Polka dots are a fun and playful way to bring some joy to a room. They are a perfect way to brighten up a child’s bedroom, utility, playrooms and WC. Polka dot decorating has been gaining popularity over the last few years and there are several ways to achieve it.
There is a large variety of wallpapers you can buy with different patterns and colours to choose from. Wallpaper is the most expensive way to go but there are so many good quality designs to choose from and pick to apply to an entire wall. Polka dot stickers are another alternative that allows you to get creative and make your own patterns to create a striking accent wall. These are much cheaper than wallpaper but may not be as hard-wearing and can be tricky to remove.
For my polka dot design in my dressing room, I decided to go with the cheapest DIY solution and use paint. This is probably the most time-intensive way to do a polka dot wall but it can also be done using leftover paint from other DIY projects or paint samples.
The room was painted white and for the dots, I used some leftover paint I had from our hallway in a taupe colour. Using paint gives you the flexibility to create your own designs and is more wearable than stickers.
CREATING YOUR DESIGN
This is the fun part. You can go wild here and if using for a child’s bedroom they can get involved too. You can use the traditional diamond-like structure or go more freestyle with an open and random structure. A quick look on google or Pinterest can give you inspiration for your design. Don’t be afraid to use multiple colours or even different sized dots to create some interest.
PAINTING YOUR POLKA DOTS
For my design, I decided to go with a grid-like pattern using polka dots. I am a big lover of grid patterns and it is also a nod to the grid tiling I used in my kitchen and utility room. Making a grid pattern is slightly more challenging as the dots need to be perfectly parallel or you’ll easily notice.
TOOL AND MATERIALS:
- Spirit level – The longer the better
- Round Sponge.
- Measuring tape
- Step ladder
- Painters brush
PAINTING THE BASE COAT
So I started with painting the base colour of the wall, in my case this was a brilliant matt white wall.

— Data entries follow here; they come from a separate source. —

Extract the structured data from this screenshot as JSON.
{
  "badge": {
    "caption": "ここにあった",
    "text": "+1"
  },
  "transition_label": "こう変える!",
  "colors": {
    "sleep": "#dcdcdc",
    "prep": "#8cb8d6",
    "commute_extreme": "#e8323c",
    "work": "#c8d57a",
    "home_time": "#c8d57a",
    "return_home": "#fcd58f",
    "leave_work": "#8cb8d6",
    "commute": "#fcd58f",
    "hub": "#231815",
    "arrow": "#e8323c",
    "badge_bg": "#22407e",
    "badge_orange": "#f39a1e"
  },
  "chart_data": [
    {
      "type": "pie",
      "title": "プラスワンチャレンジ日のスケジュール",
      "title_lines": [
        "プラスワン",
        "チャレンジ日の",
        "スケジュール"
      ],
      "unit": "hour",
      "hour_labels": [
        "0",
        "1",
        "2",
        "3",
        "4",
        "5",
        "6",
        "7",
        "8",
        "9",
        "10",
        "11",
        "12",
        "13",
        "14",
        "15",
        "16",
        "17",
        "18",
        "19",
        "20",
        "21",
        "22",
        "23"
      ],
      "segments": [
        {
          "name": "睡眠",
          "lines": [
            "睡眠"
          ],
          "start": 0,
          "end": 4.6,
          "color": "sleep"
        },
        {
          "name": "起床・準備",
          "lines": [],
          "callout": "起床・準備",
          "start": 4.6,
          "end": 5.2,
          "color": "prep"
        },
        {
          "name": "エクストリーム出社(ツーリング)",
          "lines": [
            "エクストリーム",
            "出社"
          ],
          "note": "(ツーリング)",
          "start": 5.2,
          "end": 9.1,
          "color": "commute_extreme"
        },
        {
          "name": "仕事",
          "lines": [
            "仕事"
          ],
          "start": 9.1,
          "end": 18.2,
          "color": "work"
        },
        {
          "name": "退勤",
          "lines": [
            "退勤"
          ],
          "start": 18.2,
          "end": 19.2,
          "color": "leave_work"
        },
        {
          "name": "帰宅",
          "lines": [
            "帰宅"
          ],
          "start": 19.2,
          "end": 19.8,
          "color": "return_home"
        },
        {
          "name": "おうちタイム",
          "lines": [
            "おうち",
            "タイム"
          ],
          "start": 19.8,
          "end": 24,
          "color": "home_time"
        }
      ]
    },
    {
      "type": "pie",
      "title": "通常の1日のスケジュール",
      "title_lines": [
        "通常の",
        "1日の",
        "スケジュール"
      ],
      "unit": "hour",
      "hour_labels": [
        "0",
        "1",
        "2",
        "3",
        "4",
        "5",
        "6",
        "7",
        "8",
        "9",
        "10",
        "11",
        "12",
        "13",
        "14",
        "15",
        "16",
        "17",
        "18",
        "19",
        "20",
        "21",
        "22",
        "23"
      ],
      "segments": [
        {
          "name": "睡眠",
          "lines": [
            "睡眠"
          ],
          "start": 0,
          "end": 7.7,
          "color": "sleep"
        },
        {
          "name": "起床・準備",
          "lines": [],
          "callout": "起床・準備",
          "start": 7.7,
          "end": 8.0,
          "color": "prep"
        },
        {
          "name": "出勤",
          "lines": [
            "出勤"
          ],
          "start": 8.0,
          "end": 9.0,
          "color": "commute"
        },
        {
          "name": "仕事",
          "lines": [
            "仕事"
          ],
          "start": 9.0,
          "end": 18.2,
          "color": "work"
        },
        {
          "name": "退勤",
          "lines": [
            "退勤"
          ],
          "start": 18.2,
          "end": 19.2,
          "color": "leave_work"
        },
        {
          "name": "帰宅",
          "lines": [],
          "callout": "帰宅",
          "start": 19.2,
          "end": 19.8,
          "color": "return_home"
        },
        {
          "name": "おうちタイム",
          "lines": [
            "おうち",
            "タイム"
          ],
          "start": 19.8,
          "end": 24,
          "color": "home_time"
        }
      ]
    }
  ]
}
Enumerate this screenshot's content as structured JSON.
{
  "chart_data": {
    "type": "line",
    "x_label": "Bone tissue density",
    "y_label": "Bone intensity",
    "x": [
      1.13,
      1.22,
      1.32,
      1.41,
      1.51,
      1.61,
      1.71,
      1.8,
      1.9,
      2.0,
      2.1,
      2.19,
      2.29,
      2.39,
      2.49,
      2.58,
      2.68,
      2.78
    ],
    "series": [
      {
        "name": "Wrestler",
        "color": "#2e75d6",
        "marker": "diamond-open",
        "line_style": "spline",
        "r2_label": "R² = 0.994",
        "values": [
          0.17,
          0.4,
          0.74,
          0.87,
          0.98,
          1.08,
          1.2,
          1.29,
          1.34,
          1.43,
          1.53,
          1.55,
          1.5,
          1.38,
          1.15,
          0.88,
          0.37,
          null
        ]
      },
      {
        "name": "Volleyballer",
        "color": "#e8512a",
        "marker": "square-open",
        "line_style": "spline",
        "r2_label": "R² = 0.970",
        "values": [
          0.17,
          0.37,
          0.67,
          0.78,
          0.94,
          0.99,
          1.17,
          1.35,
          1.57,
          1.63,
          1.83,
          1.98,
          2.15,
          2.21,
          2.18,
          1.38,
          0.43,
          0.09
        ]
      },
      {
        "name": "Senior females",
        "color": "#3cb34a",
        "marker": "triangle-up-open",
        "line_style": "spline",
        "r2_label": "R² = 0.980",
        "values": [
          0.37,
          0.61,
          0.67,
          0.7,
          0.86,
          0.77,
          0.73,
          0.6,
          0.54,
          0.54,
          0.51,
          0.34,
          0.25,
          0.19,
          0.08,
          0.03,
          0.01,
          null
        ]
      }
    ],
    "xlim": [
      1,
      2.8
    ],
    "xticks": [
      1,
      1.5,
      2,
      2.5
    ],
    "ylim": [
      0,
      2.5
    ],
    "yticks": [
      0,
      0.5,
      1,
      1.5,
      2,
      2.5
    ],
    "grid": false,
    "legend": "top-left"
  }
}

MAPPING OUT THE WALL DESIGN
When the wall is dry you need to start mapping out your design. Figure out the spacing you want between your dots and how they will be positioned in reference to each other.
To do this I measured the wall side to side and top to bottom. You want to ensure you have equal gaps on each side so the pattern is balanced. To ensure you have equal sides first you need to figure out how many dots you’ll have using the following calculation:
Wall distance (cm)/Polka dot-gap (cm) = Number of dots you need
So for me, the main wall was 3.1 metres wide and the distance between the dots is 20cm. Using the calculation this means I would have 15.5 dots but obviously, we can’t put half a dot on the wall. To figure out the gap on either side we use the following calculation:
Excess dot x Polka dot-gap (cm)/2 = Side Gap
The “Excess dot” is anything above an integer, for me, that was 0.5 of a dot. Using the formula this would mean (0.5 * 20cm) and divided by 2 for each side meant the gap I needed to leave at each end is 5cm. I wanted more of a gap at either end so I decided to put one less dot on the wall meaning my gap at either end became 15cm.
PAINTING THE POLKA DOTS
To actually paint the dot I used a round sponge with a handle I picked up from Hobbycraft but you can also find this online pretty easily. Using my measuring tape I marked the spirit level using the marker in 20cm intervals.
I also added a marker on the rear of the sponge so I lined up with the spirit level perfectly each time. Add a small amount of paint to a Tupperware lid and dip the sponge into it. You do not want excess paint on the sponge as this will cause drips or bleeding when you apply it to the wall.
Lightly mark your first corner onto the wall so you know where to start. Place the spirit level horizontally against this mark and make sure the bubble is within the two lines. Start marking the wall with your sponge using the level as a guide. It may be easier for someone to hold the level for you but I managed to do both. Don’t worry too much about getting the perfect dot when you first apply as you are mainly marking out the correct placement and you can touch up the dots later. Once you have done your first horizontal row follow this up and do your first vertical row also using your spirit level. Once your first vertical row is done using it as a starting point for all your horizontal dots.
PERFECTING THE FINISH
For any dots that aren’t perfect, you can use the sponge to tidy them up, the best way to apply is to give a small twist of the sponge which will give a smoother finish. You can also use the painter brush to tidy any imperfections. Don’t worry if you have had any total disasters as you can always paint over it with the base wall colour and start again!
We love keeping a lofty, Scandi-Esque feel around the home and this polka dot wall helped achieve a light and airy finish, making our dressing room appear a little larger too.
As it’s an unfussy design, it works well as a backdrop for simple furniture, shelving and plants to give it a subtle burst of colour.
As an interior design aficionado would know, adding a mirror will enhance a small space too and this works particularly well with the polka dot accent wall.
We are so happy with the results and literally, anyone could achieve this over a weekend!